I’ve mumbled various random things in the past about my upcoming textbook project; this week, I finally got approval from the publisher to start hyping it on the blog. (Actually, they never prohibited it, but I just got around to asking them last week if it was okay.)
Announcing: Mathematical Methods for Optical Physics and Engineering, by Greg Gbur, to be published by Cambridge University Press! The raw image that I have submitted to be turned into beautiful cover art is shown below:
(I’ll leave it for the readers to guess what the image represents; feel free to speculate in the comments.)
There are plenty of “mathematical methods for physics” books out there — why did I feel the need to write another one? Well, I’ve been teaching a graduate course on mathematical methods in my department for five years — and actually taught one while still a grad student, too. My department focuses on optical science and engineering, so most of the students I get are (a) interested specifically in optics, and (b) often coming from an engineering background with much less abstract mathematics.
Most mathematical methods for physics books are geared towards a general student of physics. This was a bit irksome for both me and the students while I taught the class, because optics requires a slightly different set of mathematical tools, in particular more emphasis on signal processing, integral transforms, and Green’s functions.
Furthermore, math methods books typically draw from a wide variety of physical topics for exercises and examples. This is, in my opinion, sometimes futile — for most students, examples drawn from general relativity (or even statistical mechanics) are no better than abstract mathematical ones.
Optics has become a significant field of science in its own right, with dedicated schools in Arizona, Rochester, Orlando, and Charlotte (my home base). Plenty of other departments of physics and engineering have a strong focus on optical science. I decided to take a stab at revising the curriculum for those optics-centric programs, and introduce my own mathematical methods book that would complement an optics undergraduate or graduate education.
One of the biggest problems in teaching mathematics is making the connection between the math itself and the application of said math. To try and address this, (almost) every chapter begins with an introductory application for the technique to be studied, and ends with a more detailed study of how the math is used in solving an optical problem. I’ve tried to pick optical problems that don’t typically appear in other optics textbooks, for instance: the Talbot effect, Zernike polynomials and aberrations, optical vortices, X-ray crystallography, computed tomography, and even optical cloaking!

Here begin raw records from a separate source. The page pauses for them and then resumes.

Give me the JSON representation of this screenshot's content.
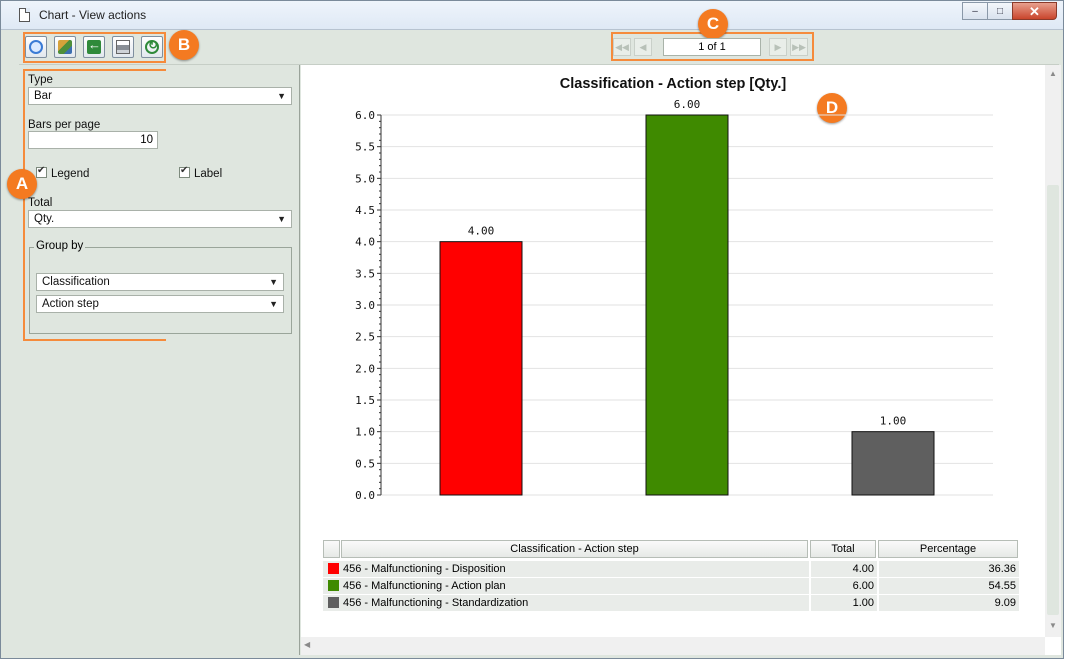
{
  "window": {
    "title": "Chart - View actions",
    "controls": [
      "minimize",
      "maximize",
      "close"
    ]
  },
  "toolbar": {
    "buttons": [
      {
        "name": "print-preview",
        "icon": "magnifier-page-icon"
      },
      {
        "name": "layers",
        "icon": "layers-icon"
      },
      {
        "name": "back",
        "icon": "back-arrow-icon"
      },
      {
        "name": "print",
        "icon": "printer-icon"
      },
      {
        "name": "refresh",
        "icon": "refresh-icon"
      }
    ]
  },
  "pager": {
    "value": "1 of 1"
  },
  "callouts": {
    "a": "A",
    "b": "B",
    "c": "C",
    "d": "D"
  },
  "options": {
    "type_label": "Type",
    "type_value": "Bar",
    "bars_per_page_label": "Bars per page",
    "bars_per_page_value": "10",
    "legend_label": "Legend",
    "legend_checked": true,
    "label_label": "Label",
    "label_checked": true,
    "total_label": "Total",
    "total_value": "Qty.",
    "group_by_label": "Group by",
    "group_by_1": "Classification",
    "group_by_2": "Action step"
  },
  "chart_data": {
    "type": "bar",
    "title": "Classification - Action step [Qty.]",
    "xlabel": "",
    "ylabel": "",
    "ylim": [
      0,
      6
    ],
    "yticks": [
      "0.0",
      "0.5",
      "1.0",
      "1.5",
      "2.0",
      "2.5",
      "3.0",
      "3.5",
      "4.0",
      "4.5",
      "5.0",
      "5.5",
      "6.0"
    ],
    "categories": [
      "456 - Malfunctioning - Disposition",
      "456 - Malfunctioning - Action plan",
      "456 - Malfunctioning - Standardization"
    ],
    "values": [
      4,
      6,
      1
    ],
    "value_labels": [
      "4.00",
      "6.00",
      "1.00"
    ],
    "colors": [
      "#ff0000",
      "#3f8a00",
      "#5f5f5f"
    ],
    "grid": true
  },
  "legend_table": {
    "headers": [
      "Classification - Action step",
      "Total",
      "Percentage"
    ],
    "rows": [
      {
        "label": "456 - Malfunctioning - Disposition",
        "total": "4.00",
        "percentage": "36.36",
        "color": "#ff0000"
      },
      {
        "label": "456 - Malfunctioning - Action plan",
        "total": "6.00",
        "percentage": "54.55",
        "color": "#3f8a00"
      },
      {
        "label": "456 - Malfunctioning - Standardization",
        "total": "1.00",
        "percentage": "9.09",
        "color": "#5f5f5f"
      }
    ]
  }
}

I’ve also taken the unusual step of including essay questions in the exercises: read a given scientific paper and answer questions about its relation to the given mathematical topic.
Though academic optics programs are becoming more common, I’m hoping the book will catch the attention of instructors teaching general math methods for physics courses. I’ve tried really hard to approach many of the traditional topics from a slightly different angle. I’m endeavoring to pass through a very narrow opening between “qualitative understanding” and “mathematical rigor” — I only include the rigor when it genuinely helps in applying the given methods.
I’ve also tried to make this book a little more portable! Most math methods books are well over 1000 pages, but mine is targeted at 850.
Obviously, this book won’t be for everybody, and probably won’t appeal to many of the readers of my blog, for instance those interested in non-technical explanations of optical phenomena! (This project was conceived long before I started a blog; my next writing project will be a more popular science/history book.) Hopefully everyone will benefit from my efforts, however — over the next few months, I’ll write non-technical descriptions of many of the optics examples that I’ve used in the book. I’ll also give more descriptions of the book and the process of finishing the book at time progresses.